As people mature, they start to look at their futures and begin to repair any damage done during those younger “adulting” days. The good news is that the human body has amazing healing capacities. If one were to quit smoking, the body will begin to become healthier, thus lowering the risks for developing other diseases such as cancer. No matter what stage of life you are in, practicing good oral hygiene will improve your overall health.
Begin with Some Easy Changes
Healthy habits take time to develop, but each small change you make will improve your oral and overall health. Which of the habits below are you already doing, and what is one you could try to develop?
- Be more aware of sugar intake. Cut down your added sugar intake for your overall health and the health of your mouth and teeth. (Added sugars are non-natural sugars such as white or brown sugar, sucrose or high fructose corn syrup.) The American Heart Association (AHA) states the maximum amount of added sugars you should eat in a day are 150 calories per day (9 ¼ teaspoons) for men and 100 calories per day (6 ¼ teaspoons) for women.(3)

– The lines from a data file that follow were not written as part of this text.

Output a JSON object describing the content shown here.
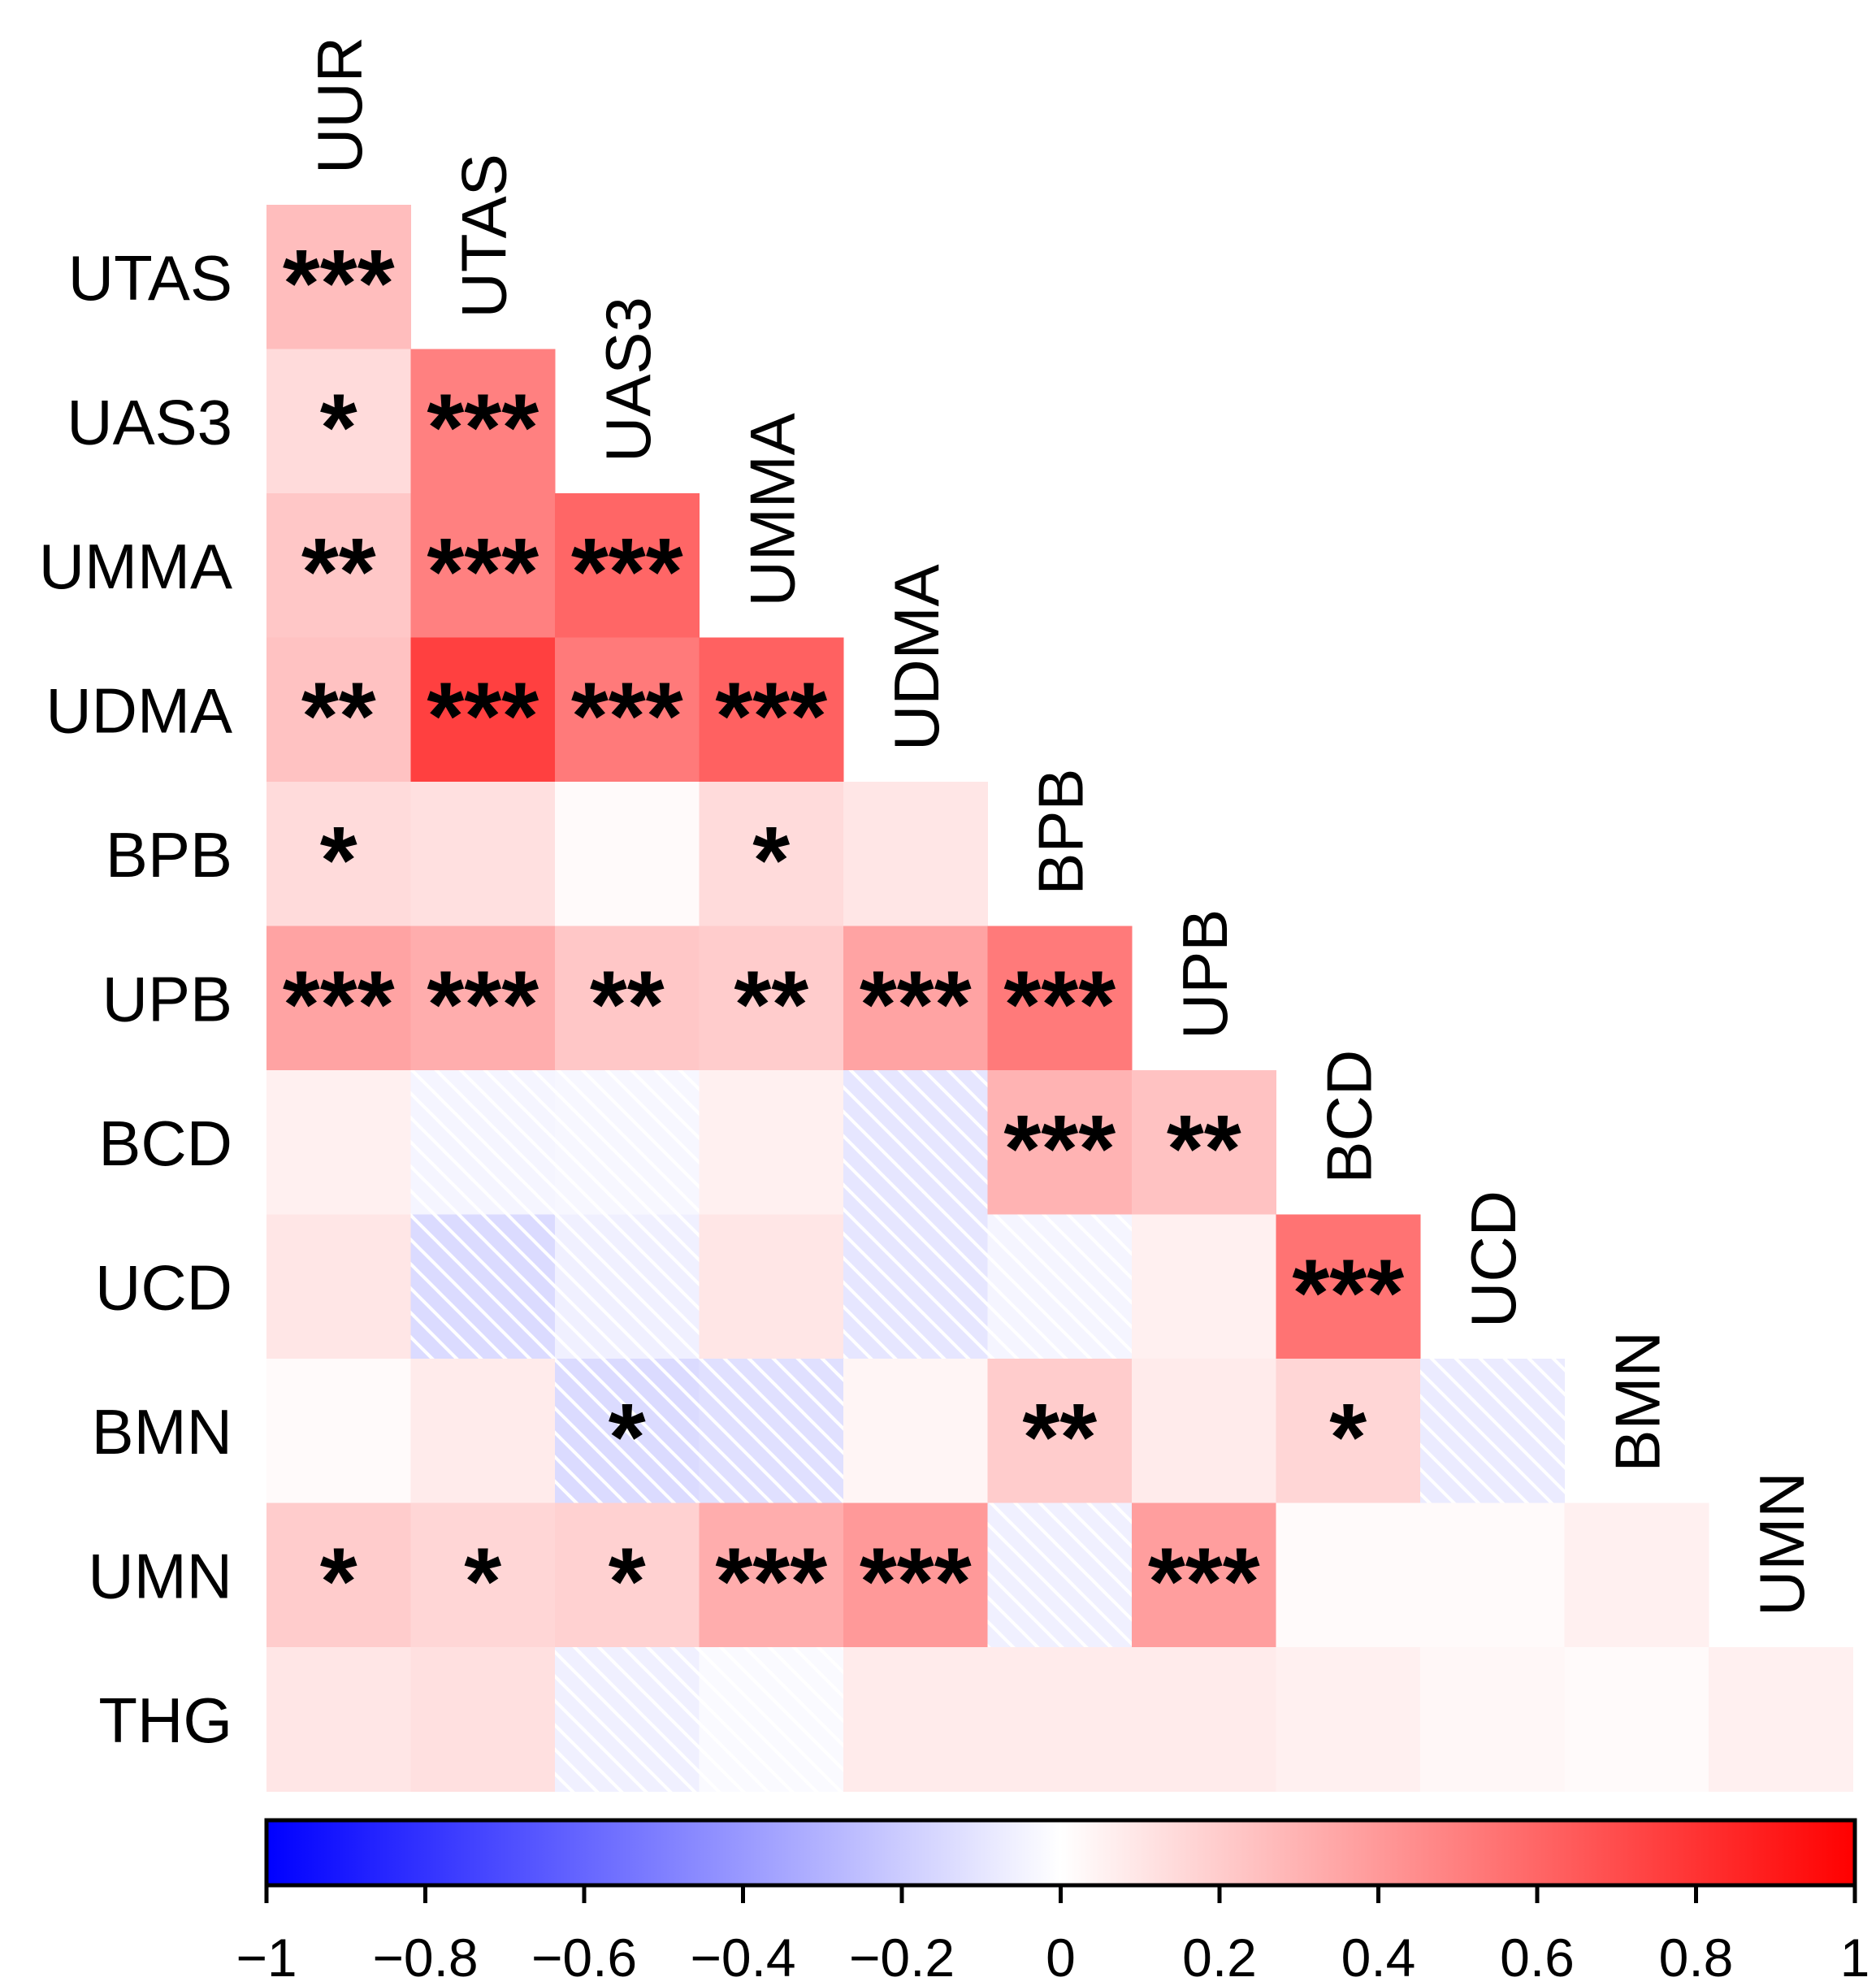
{
  "chart_data": {
    "type": "heatmap",
    "layout": "lower-triangular",
    "variables": [
      "UUR",
      "UTAS",
      "UAS3",
      "UMMA",
      "UDMA",
      "BPB",
      "UPB",
      "BCD",
      "UCD",
      "BMN",
      "UMN",
      "THG"
    ],
    "row_labels": [
      "UTAS",
      "UAS3",
      "UMMA",
      "UDMA",
      "BPB",
      "UPB",
      "BCD",
      "UCD",
      "BMN",
      "UMN",
      "THG"
    ],
    "col_labels": [
      "UUR",
      "UTAS",
      "UAS3",
      "UMMA",
      "UDMA",
      "BPB",
      "UPB",
      "BCD",
      "UCD",
      "BMN",
      "UMN"
    ],
    "values": [
      [
        0.26
      ],
      [
        0.14,
        0.5
      ],
      [
        0.22,
        0.5,
        0.6
      ],
      [
        0.24,
        0.75,
        0.52,
        0.62
      ],
      [
        0.14,
        0.12,
        0.02,
        0.14,
        0.1
      ],
      [
        0.36,
        0.32,
        0.22,
        0.2,
        0.36,
        0.52
      ],
      [
        0.06,
        -0.04,
        -0.03,
        0.06,
        -0.1,
        0.3,
        0.24
      ],
      [
        0.1,
        -0.14,
        -0.06,
        0.1,
        -0.1,
        -0.04,
        0.06,
        0.55
      ],
      [
        0.02,
        0.08,
        -0.14,
        -0.12,
        0.04,
        0.2,
        0.08,
        0.16,
        -0.08
      ],
      [
        0.2,
        0.16,
        0.18,
        0.32,
        0.4,
        -0.06,
        0.38,
        0.02,
        0.02,
        0.06
      ],
      [
        0.1,
        0.12,
        -0.06,
        -0.02,
        0.08,
        0.08,
        0.08,
        0.06,
        0.03,
        0.02,
        0.06
      ]
    ],
    "significance": [
      [
        "***"
      ],
      [
        "*",
        "***"
      ],
      [
        "**",
        "***",
        "***"
      ],
      [
        "**",
        "***",
        "***",
        "***"
      ],
      [
        "*",
        "",
        "",
        "*",
        ""
      ],
      [
        "***",
        "***",
        "**",
        "**",
        "***",
        "***"
      ],
      [
        "",
        "",
        "",
        "",
        "",
        "***",
        "**"
      ],
      [
        "",
        "",
        "",
        "",
        "",
        "",
        "",
        "***"
      ],
      [
        "",
        "",
        "*",
        "",
        "",
        "**",
        "",
        "*",
        ""
      ],
      [
        "*",
        "*",
        "*",
        "***",
        "***",
        "",
        "***",
        "",
        "",
        ""
      ],
      [
        "",
        "",
        "",
        "",
        "",
        "",
        "",
        "",
        "",
        "",
        ""
      ]
    ],
    "negative_hatching": true,
    "color_scale": {
      "min": -1,
      "max": 1,
      "colors": [
        "#0000ff",
        "#ffffff",
        "#ff0000"
      ],
      "ticks": [
        -1,
        -0.8,
        -0.6,
        -0.4,
        -0.2,
        0,
        0.2,
        0.4,
        0.6,
        0.8,
        1
      ],
      "tick_labels": [
        "−1",
        "−0.8",
        "−0.6",
        "−0.4",
        "−0.2",
        "0",
        "0.2",
        "0.4",
        "0.6",
        "0.8",
        "1"
      ]
    },
    "title": "",
    "legend_position": "bottom"
  }
}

- Try mindful eating. When we are not mindful about our eating, we can easily make a big dent in a bag of chips or a pint of ice cream. Consciously enjoying our food – the taste, smell, texture and colors – can help us slow our eating, which means we are better able to assess when we are feeling full. Preparing a snack mindfully could mean putting almonds in a bowl rather than taking out the whole bag or rationing chips into five small bags for lunches. Using small plates and bowls to serve ourselves can also help us to be mindful of portion sizes.
- Try food journaling. A food journal helps us to understand and be mindful of what and how much we are eating. Dedicate three to five days writing down EVERYTHING that goes into your mouth, including water. Note if or when you are tempted to eat without thinking much about it. What healthy snacks can you keep on hand at work?
- Drink water instead of sugary beverages. Also, swish your mouth with water after eating.
- Floss at least once per day. You can use regular floss or the floss picks. Keep some at home, at work and other places so you always have them on hand.
- Brush with a soft mechanical or manual toothbrush and fluoride toothpaste. Brushing twice a day is best practice.
- Use an antibacterial mouth rinse with fluoride but not alcohol.
- Use Xylitol products, such as gum with Xylitol. 5-10 servings in a 24-hour period reduces bacterial load in your mouth.
- Go see your dentist once a year to get your teeth cleaned and your oral health checked.
With a little planning and dedication to your oral health, you can boost your overall health and maintain healthy teeth and gums. Remember, every healthy change you make will have a positive impact!
- Anderson VA, Anderson P, Northam E, et al. Development of executive functions through late childhood and adolescence in an Australian sample. Dev Neuropsychol. 2001;20:385–406. [PubMed]
- Cunningham MG, Bhattacharyya S, Benes FM. Amygdalo-cortical sprouting continues into early adulthood: Implications for the development of normal and abnormal function during adolescence. J Compar Neurol. 2002;453:116–30. [PubMed]
- Johnson RK, Appel LJ, Brands M, Howard BV, Lefevre M, Lustig RH, Sacks F, Steffen LM, Wylie-Rosett J; American Heart Association Nutrition Committee of the Council on Nutrition, Physical Activity, and Metabolism and the Council on Epidemiology and Prevention Dietary sugars intake and cardiovascular health: a scientific statement from the American Heart Association. Accessed 4/11/2018.